Algérie, Libye et Tunisie adoptent un mécanisme de partage des eaux fossiles du Sahara à Tripoli
Le 29 avril 2026, les trois pays ont adopté à Tripoli un mécanisme de **concertation** et de **quotas** pour exploiter les **40 000 milliards de m³** d’eau fossile saharienne. L’Algérie obtient 62 % des réserves, la Libye 30 % et la Tunisie 8 %. La présidence tournante est assurée par Alger pour trois ans, avec un suivi par modèles mathématiques.
L'analyse
📌 **FAITS**
- Réunion le 29 avril 2026 à Tripoli entre responsables algériens, libyens et tunisiens.
- Adoption d’une approche d’exploitation « rationnelle et équitable » des eaux souterraines du Sahara septentrional.
- Réserves estimées à plus de 40 000 milliards de m³ : 62 % pour l’Algérie, 30 % pour la Libye, 8 % pour la Tunisie.
- Mise en place d’un mécanisme de concertation avec présidence tournante de trois ans, confiée à l’Algérie.
- Système de suivi basé sur des modèles mathématiques pour définir des quotas par pays.
- Un précédent accord avait été signé en avril 2024 sur le même sujet.
📍 **CONTEXTE**
Les eaux fossiles du Sahara, non renouvelables à l’échelle humaine, sont une ressource stratégique croissante face à la **rareté de l’eau** et au changement climatique. La région MENA connaît une baisse de sécurité alimentaire liée à ces pénuries. L’accord de Tripoli s’inscrit dans la continuité de la coopération hydrique entre ces trois voisins du Maghreb.
👥 **ACTEURS**
- **Algérie** : obtient la plus grande part (62 %) et la présidence tournante. Pousse à une exploitation « optimale » et concertée.
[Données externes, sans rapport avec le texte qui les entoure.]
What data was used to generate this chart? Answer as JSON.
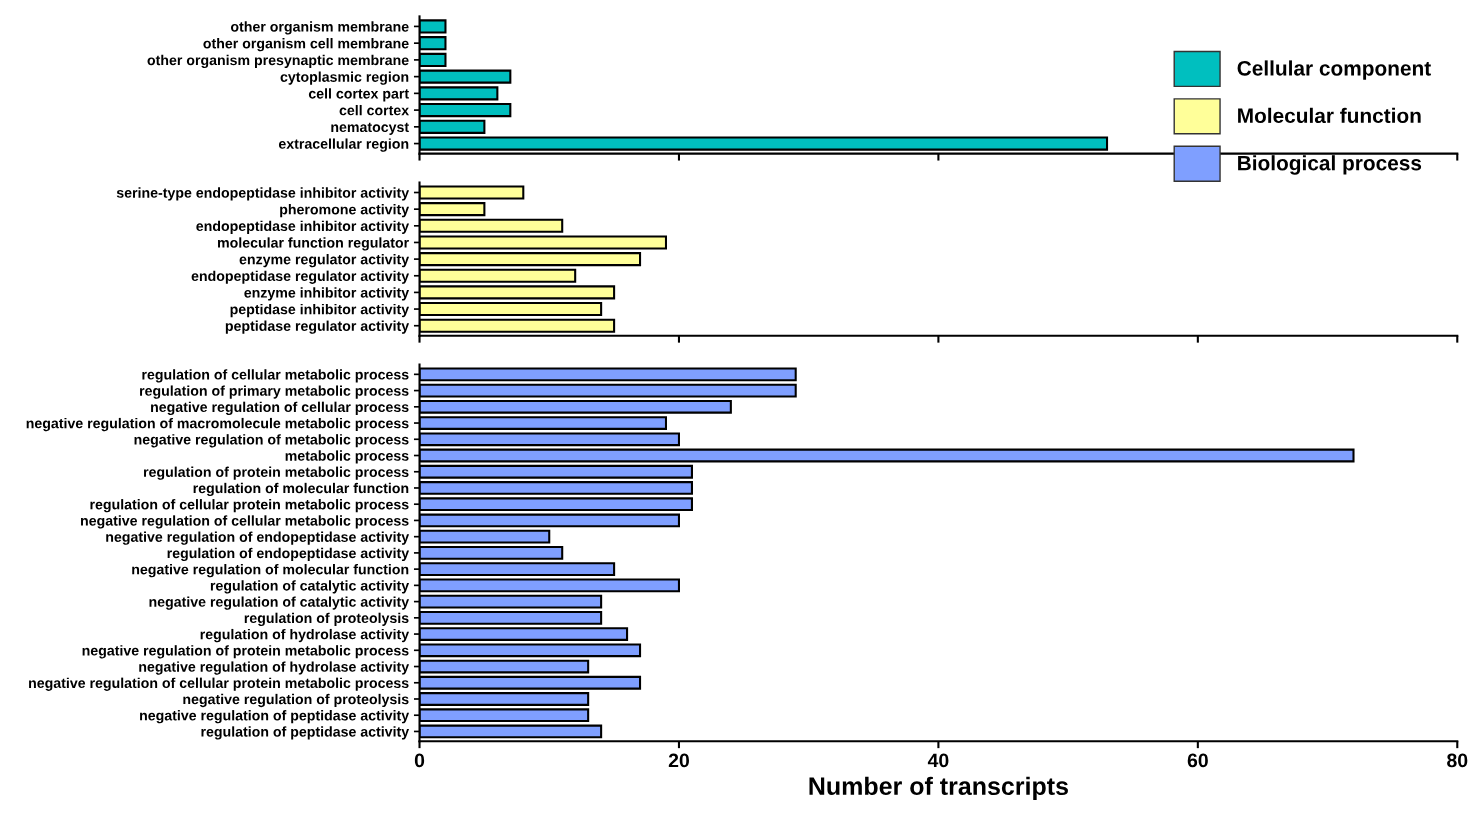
{
  "chart_data": [
    {
      "type": "bar",
      "orientation": "horizontal",
      "categories": [
        "other organism membrane",
        "other organism cell membrane",
        "other organism presynaptic membrane",
        "cytoplasmic region",
        "cell cortex part",
        "cell cortex",
        "nematocyst",
        "extracellular region"
      ],
      "series": [
        {
          "name": "Cellular component",
          "color": "#00bfbf",
          "values": [
            2,
            2,
            2,
            7,
            6,
            7,
            5,
            53
          ]
        }
      ],
      "xlim": [
        0,
        80
      ],
      "xticks": [
        0,
        20,
        40,
        60,
        80
      ],
      "tick_labels": "y",
      "legend": "top right",
      "grid": false
    },
    {
      "type": "bar",
      "orientation": "horizontal",
      "categories": [
        "serine-type endopeptidase inhibitor activity",
        "pheromone activity",
        "endopeptidase inhibitor activity",
        "molecular function regulator",
        "enzyme regulator activity",
        "endopeptidase regulator activity",
        "enzyme inhibitor activity",
        "peptidase inhibitor activity",
        "peptidase regulator activity"
      ],
      "series": [
        {
          "name": "Molecular function",
          "color": "#ffff99",
          "values": [
            8,
            5,
            11,
            19,
            17,
            12,
            15,
            14,
            15
          ]
        }
      ],
      "xlim": [
        0,
        80
      ],
      "xticks": [
        0,
        20,
        40,
        60,
        80
      ],
      "tick_labels": "y",
      "legend": "top right",
      "grid": false
    },
    {
      "type": "bar",
      "orientation": "horizontal",
      "xlabel": "Number of transcripts",
      "categories": [
        "regulation of cellular metabolic process",
        "regulation of primary metabolic process",
        "negative regulation of cellular process",
        "negative regulation of macromolecule metabolic process",
        "negative regulation of metabolic process",
        "metabolic process",
        "regulation of protein metabolic process",
        "regulation of molecular function",
        "regulation of cellular protein metabolic process",
        "negative regulation of cellular metabolic process",
        "negative regulation of endopeptidase activity",
        "regulation of endopeptidase activity",
        "negative regulation of molecular function",
        "regulation of catalytic activity",
        "negative regulation of catalytic activity",
        "regulation of proteolysis",
        "regulation of hydrolase activity",
        "negative regulation of protein metabolic process",
        "negative regulation of hydrolase activity",
        "negative regulation of cellular protein metabolic process",
        "negative regulation of proteolysis",
        "negative regulation of peptidase activity",
        "regulation of peptidase activity"
      ],
      "series": [
        {
          "name": "Biological process",
          "color": "#7f9fff",
          "values": [
            29,
            29,
            24,
            19,
            20,
            72,
            21,
            21,
            21,
            20,
            10,
            11,
            15,
            20,
            14,
            14,
            16,
            17,
            13,
            17,
            13,
            13,
            14
          ]
        }
      ],
      "xlim": [
        0,
        80
      ],
      "xticks": [
        0,
        20,
        40,
        60,
        80
      ],
      "legend": "top right",
      "grid": false
    }
  ]
}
- **Libye** : dispose de 30 % des réserves. A participé activement aux négociations, son territoire abrite une partie des nappes.
- **Tunisie** : reçoit 8 % des réserves. Cherche à sécuriser son approvisionnement face à la sécheresse.
📊 **ENJEUX**
- **Gestion d’une ressource non renouvelable** : les quotas et le suivi mathématique visent à éviter l’épuisement rapide et les conflits.
- **Sécurité alimentaire et climat** : l’accord est présenté comme une réponse à la diminution de la sécurité alimentaire et aux défis climatiques.
- **Précédent diplomatique** : après l’accord de 2024, ce nouveau mécanisme renforce la coopération régionale autour de l’eau.
🔮 **PERSPECTIVES**
- **Tendanciel** : si le mécanisme fonctionne, exploitation coordonnée et durable des nappes. Mais risque de tensions si les modèles montrent une baisse plus rapide que prévu.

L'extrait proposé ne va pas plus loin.